You have the following rights in relation to our processing of your personal data:

1. Right to be informed

2. You have the right to be informed about how your personal data is being used - hopefully this Privacy Notice explains it all.

3. Right to access. You have the right to access the personal data we hold on you which allows you to be aware of and verify the lawfulness of the processing.

4. Right to rectification. You have the right to have personal data rectified if inaccurate, out of date or incomplete.

5. Right to erasure. You have the right in certain circumstances to have personal data erased, also known as ‘the right to be forgotten’.

6. Right to restrict processing. You have the right to request the restriction of your personal data in certain circumstances. When processing is restricted, we are permitted to store the personal data, but not use it.

7. Right to object. You have the right to object to any personal data processing which is based on legitimate interests of the controller or public interest unless there are compelling legitimate grounds for the processing which are sufficient to override your interests, rights and freedoms or the processing is for the establishment, exercise or defence of legal claims.

8. Right to data portability. You have the right to request that, in the case of automated data only, where possible we transfer elements of your personal data to another data controller.

9. Right to automated decision making and profiling. You have the right not to be subjected to decisions based solely on automated processing.

For further information on each of these rights, including circumstances in which they apply, please refer to the Information Commissioner’s Office (ICO) website www.ico.org.uk

If you wish to exercise any of the above rights, you can make a request to us verbally, by email or in writing. You will be asked for information to identify yourself with your name and address. The information will be provided by us within one month of request. We may extend the period of compliance by a further two months where requests are complex or numerous. If this is the case, we will inform you within one month of receipt of request and explain why the extension is necessary.
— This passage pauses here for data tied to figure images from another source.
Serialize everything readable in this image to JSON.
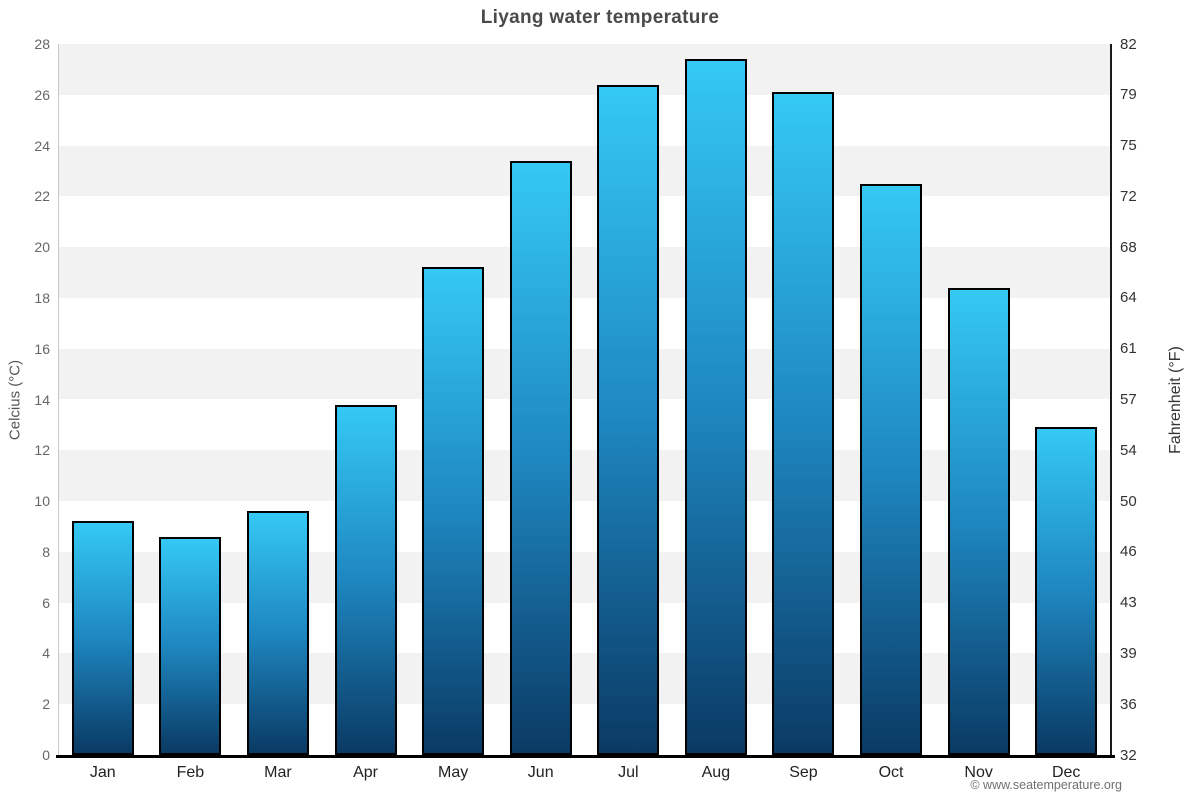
{
  "title": "Liyang water temperature",
  "credit": "© www.seatemperature.org",
  "chart_data": {
    "type": "bar",
    "title": "Liyang water temperature",
    "categories": [
      "Jan",
      "Feb",
      "Mar",
      "Apr",
      "May",
      "Jun",
      "Jul",
      "Aug",
      "Sep",
      "Oct",
      "Nov",
      "Dec"
    ],
    "values": [
      9.2,
      8.6,
      9.6,
      13.8,
      19.2,
      23.4,
      26.4,
      27.4,
      26.1,
      22.5,
      18.4,
      12.9
    ],
    "unit": "°C",
    "ylabel_left": "Celcius (°C)",
    "ylabel_right": "Fahrenheit (°F)",
    "yticks_celsius": [
      0,
      2,
      4,
      6,
      8,
      10,
      12,
      14,
      16,
      18,
      20,
      22,
      24,
      26,
      28
    ],
    "yticks_fahrenheit": [
      32,
      36,
      39,
      43,
      46,
      50,
      54,
      57,
      61,
      64,
      68,
      72,
      75,
      79,
      82
    ],
    "ylim": [
      0,
      28
    ],
    "grid_bands": true,
    "legend": "none",
    "colors": {
      "bar_top": "#35c9f5",
      "bar_mid": "#1e87c0",
      "bar_bottom": "#0a3a64",
      "bar_border": "#000000",
      "band": "#f2f2f2",
      "axis_bottom": "#000000",
      "axis_left": "#c8c8c8",
      "axis_right": "#1a1a1a",
      "title": "#4a4a4a",
      "tick_left": "#666666",
      "tick_right": "#333333",
      "month_label": "#222222",
      "credit": "#707070"
    }
  }
}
You have the right to lodge a complaint with the Information Commissioner’s Office (ICO) if you feel any part of the processing of your personal data has not been handled in accordance with the GDPR.

Keeping your personal data secure

We take your privacy very seriously and comply with our obligations under the GDPR by keeping personal data up to date; by storing and destroying it securely; by not collecting or retaining excessive amounts of data; by protecting personal data from loss, misuse, unauthorised access and disclosure and by ensuring that appropriate security measures are in place to protect personal data.

We limit access to your personal data to those who have a genuine business need to know it. Those processing your information will do so only in an authorised manner and are subject to a duty of confidentiality. We also have procedures in place to deal with any suspected data security breach where we are legally required to do so.

Updating this privacy notice

We will regularly review and, where necessary, update the privacy information in this Privacy Notice. Last reviewed 01/04/2020.